I never heard of anyone actually using Jazelle, though - I assume JIT ended up working better.
So on a smartcard ... write software in a (uncommon, and when compared with ARM which is a very "rich" assembly language) form of low-level instruction set, and pay both Sun and ARM top$ for the privilege - nevermind the likely "runtime" footprint far exceeding the 256kB RAM you planned for that 5$ card - why? Writing small singlethreaded software in anything that compiles down to a static ARM binary has been easy and quick enough that going off the ARM instruction set looked pointless for most. And learning which parts of "Java" actually worked in such an environment was hard, even (or especially?) for developers who knew (the strengths of) Java well. Because developers and specifiers expected "rich Java", and couldn't care less about the Bytecode. JITs later only hoovered up the ashes.
https://www.ptc.com/en/products/developer-tools/perc
https://www.aicas.com/wp/
https://www.microej.com/
https://en.wikipedia.org/wiki/BD-J
https://www.thalesgroup.com/en/markets/digital-identity-and-...
But the reality was that JIT allows code to get faster over time, as the JIT improves.
Things like Jazelle let chip manufacturers paper over a paper objection.
Ehh .. PGO is only somewhat better for JIT than AOT. More often for purely-numerical code the win is because the AOT doesn't do per-machine `-march=native`. It's the memory model that kills JVM performance for any nontrivial app though.

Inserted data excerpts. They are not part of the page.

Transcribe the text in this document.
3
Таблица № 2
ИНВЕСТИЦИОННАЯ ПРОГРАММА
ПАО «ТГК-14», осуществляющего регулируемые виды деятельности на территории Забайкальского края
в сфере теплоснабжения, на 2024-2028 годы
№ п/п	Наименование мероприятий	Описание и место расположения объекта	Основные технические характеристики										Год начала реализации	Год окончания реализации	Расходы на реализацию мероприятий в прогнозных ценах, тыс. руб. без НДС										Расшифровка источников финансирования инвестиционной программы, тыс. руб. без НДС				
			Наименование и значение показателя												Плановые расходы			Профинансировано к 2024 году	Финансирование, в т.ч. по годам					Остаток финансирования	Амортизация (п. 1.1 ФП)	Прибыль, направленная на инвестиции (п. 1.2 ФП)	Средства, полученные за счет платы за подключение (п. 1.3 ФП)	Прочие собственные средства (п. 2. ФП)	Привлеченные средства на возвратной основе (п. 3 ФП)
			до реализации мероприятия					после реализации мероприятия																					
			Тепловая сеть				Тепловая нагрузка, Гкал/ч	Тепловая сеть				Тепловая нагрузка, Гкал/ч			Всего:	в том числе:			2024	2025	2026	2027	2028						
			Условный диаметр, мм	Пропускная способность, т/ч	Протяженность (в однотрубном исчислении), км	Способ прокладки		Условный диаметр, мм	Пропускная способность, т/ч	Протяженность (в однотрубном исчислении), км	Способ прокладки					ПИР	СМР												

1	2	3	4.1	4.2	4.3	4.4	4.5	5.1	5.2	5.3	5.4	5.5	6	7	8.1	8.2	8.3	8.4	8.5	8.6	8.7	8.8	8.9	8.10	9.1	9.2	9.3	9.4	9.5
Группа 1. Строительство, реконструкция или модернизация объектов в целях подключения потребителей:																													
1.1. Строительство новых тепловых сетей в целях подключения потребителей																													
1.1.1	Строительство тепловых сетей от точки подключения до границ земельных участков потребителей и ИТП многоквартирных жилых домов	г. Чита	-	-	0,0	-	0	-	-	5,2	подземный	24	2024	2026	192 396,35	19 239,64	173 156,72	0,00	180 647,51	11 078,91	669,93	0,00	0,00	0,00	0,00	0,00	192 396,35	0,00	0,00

There were those "LISP machines" in the early 1980s but when Common Lisp was designed they made sure it could be implemented efficiently on emerging 32-bit machines.
For a while Linus Torvalds, of the Linux kernel fame, worked for a company called Transmeta, https://en.wikipedia.org/wiki/Transmeta, who were doing some really interesting things. They were aiming to make a highly efficient processor, that could handle x86 through a special software translation layer. One of the languages they could support was picoJava. IIRC, the processor was never designed to run operating systems etc. natively. The intent was always to have it work through the translation layer, something that could easily be patched and updated to add support for any x86 extensions that Intel or AMD might introduce.